As the reader by now probably knows, I suffer from some type of psychotic disorder. Because my disorder is chronic and severe, I get symptoms of it despite being well-medicated. Sometimes, I experience a mini-episode, not severe enough to be called a mild relapse, but instead, at the level of seriousness of a bad cold.
A friend, who was chronically mentally ill, in a strange twist of the mind, compared his illness to that of another person, saying that he didn’t have the insight that someone else did about his condition. And this, by his own word, meant that he was truly ill. He said to me that someone retaining more insight about her or his condition would contract a mental “cold” rather than being truly ill.
(At the time, I found it odd that a person could have the insight of the fact of lacking insight. I will have more to say about this in a future column.)
A person has a mental cold when their brain is having a flare-up but their mind is essentially intact. A “nano” episode, as I’m calling it, means that the sufferer might need to cut back on activities, temporarily increase medication (if a doctor orders this), make sure and get adequate sleep, and give more “chill time” to oneself. It will also help to avoid unnecessary conflicts with people.

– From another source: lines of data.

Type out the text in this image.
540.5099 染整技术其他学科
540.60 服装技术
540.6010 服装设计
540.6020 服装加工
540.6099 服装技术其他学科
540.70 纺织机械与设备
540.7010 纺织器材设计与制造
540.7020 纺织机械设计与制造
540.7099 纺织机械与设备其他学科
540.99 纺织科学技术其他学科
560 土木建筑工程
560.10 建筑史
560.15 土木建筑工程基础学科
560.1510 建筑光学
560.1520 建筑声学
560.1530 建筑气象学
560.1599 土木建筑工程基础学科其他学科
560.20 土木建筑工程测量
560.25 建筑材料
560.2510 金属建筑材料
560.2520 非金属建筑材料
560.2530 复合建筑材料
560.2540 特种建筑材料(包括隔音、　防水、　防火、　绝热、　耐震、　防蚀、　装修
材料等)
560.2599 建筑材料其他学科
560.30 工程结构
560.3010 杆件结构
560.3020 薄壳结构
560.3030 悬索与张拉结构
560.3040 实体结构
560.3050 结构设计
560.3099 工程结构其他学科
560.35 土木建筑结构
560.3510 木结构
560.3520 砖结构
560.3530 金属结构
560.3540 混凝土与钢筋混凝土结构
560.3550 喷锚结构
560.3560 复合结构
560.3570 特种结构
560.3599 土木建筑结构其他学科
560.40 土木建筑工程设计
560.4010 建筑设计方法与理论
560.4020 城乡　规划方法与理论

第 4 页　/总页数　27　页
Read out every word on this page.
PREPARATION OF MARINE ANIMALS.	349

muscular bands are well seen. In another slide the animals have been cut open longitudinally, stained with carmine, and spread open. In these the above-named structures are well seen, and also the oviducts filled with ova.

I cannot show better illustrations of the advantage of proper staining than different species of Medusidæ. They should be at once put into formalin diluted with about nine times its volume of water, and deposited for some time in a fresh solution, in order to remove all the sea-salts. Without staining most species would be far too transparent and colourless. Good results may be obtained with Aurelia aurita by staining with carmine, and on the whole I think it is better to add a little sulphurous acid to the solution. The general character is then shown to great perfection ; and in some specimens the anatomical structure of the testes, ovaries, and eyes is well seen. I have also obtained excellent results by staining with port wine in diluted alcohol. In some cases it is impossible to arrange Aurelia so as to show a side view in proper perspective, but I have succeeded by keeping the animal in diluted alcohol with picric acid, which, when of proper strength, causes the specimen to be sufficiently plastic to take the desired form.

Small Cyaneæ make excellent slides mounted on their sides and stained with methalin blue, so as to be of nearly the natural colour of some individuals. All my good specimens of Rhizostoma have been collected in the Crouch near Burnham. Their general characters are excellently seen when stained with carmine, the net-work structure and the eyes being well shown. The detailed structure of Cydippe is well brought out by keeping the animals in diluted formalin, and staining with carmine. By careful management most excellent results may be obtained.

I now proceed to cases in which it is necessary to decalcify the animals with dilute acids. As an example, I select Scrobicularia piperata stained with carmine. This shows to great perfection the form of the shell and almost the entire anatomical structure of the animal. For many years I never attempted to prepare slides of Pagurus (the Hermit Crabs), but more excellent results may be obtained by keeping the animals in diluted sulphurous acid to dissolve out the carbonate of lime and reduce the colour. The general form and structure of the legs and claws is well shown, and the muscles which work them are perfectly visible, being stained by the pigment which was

If I am dealing with the equivalent of a cold, rather than a significant relapse, the intensity of the symptoms will not be very severe. (Even mild symptoms can mean a substantial amount of discomfort, however.) As a person who suffers delusions, these erroneous thoughts must not be numerous enough or severe enough that I have begun acting on them. If I have begun acting on my delusions, then I have crossed a line and entered the territory of a significant relapse. My cold has become pneumonia.
Concurrent with some amount of delusions, in a nano episode, there is an emotional component in which I become more vulnerable to getting angry, upset or stressed out. My normal insulation against painful emotions (that I have cultivated with meditation) may be thinned out temporarily, or even absent. I might find myself to be stuck on a roller coaster of painful feelings. Although I don’t get physical, my wife isn’t happy being around me while I get angry. However, she realizes that I am having an emotional reaction to my paranoia, and I am not truly the verbal bully who I appear to be.
Persons with mental illness can teach themselves strategies for compensating for the brain’s problems. Some of these strategies are cognitive corrections, while others may be social. For example, teaching oneself not to act on certain thoughts and impulses, ones that most people may not experience in the first place, is a social correction. Teaching oneself how to identify and negate delusions (ones that the medication has only partly alleviated) and even teaching the mind how to do this automatically, is an example of a cognitive compensation.
Living with a severe mental illness is a continuous challenge, including those times when a person is essentially doing well. A person must deal with the day to day maintenance of controlling the condition. The alternative to this is to be hyper dependent on the mental health treatment system, and to constantly have the therapist fixing you on the inside—not a very good choice.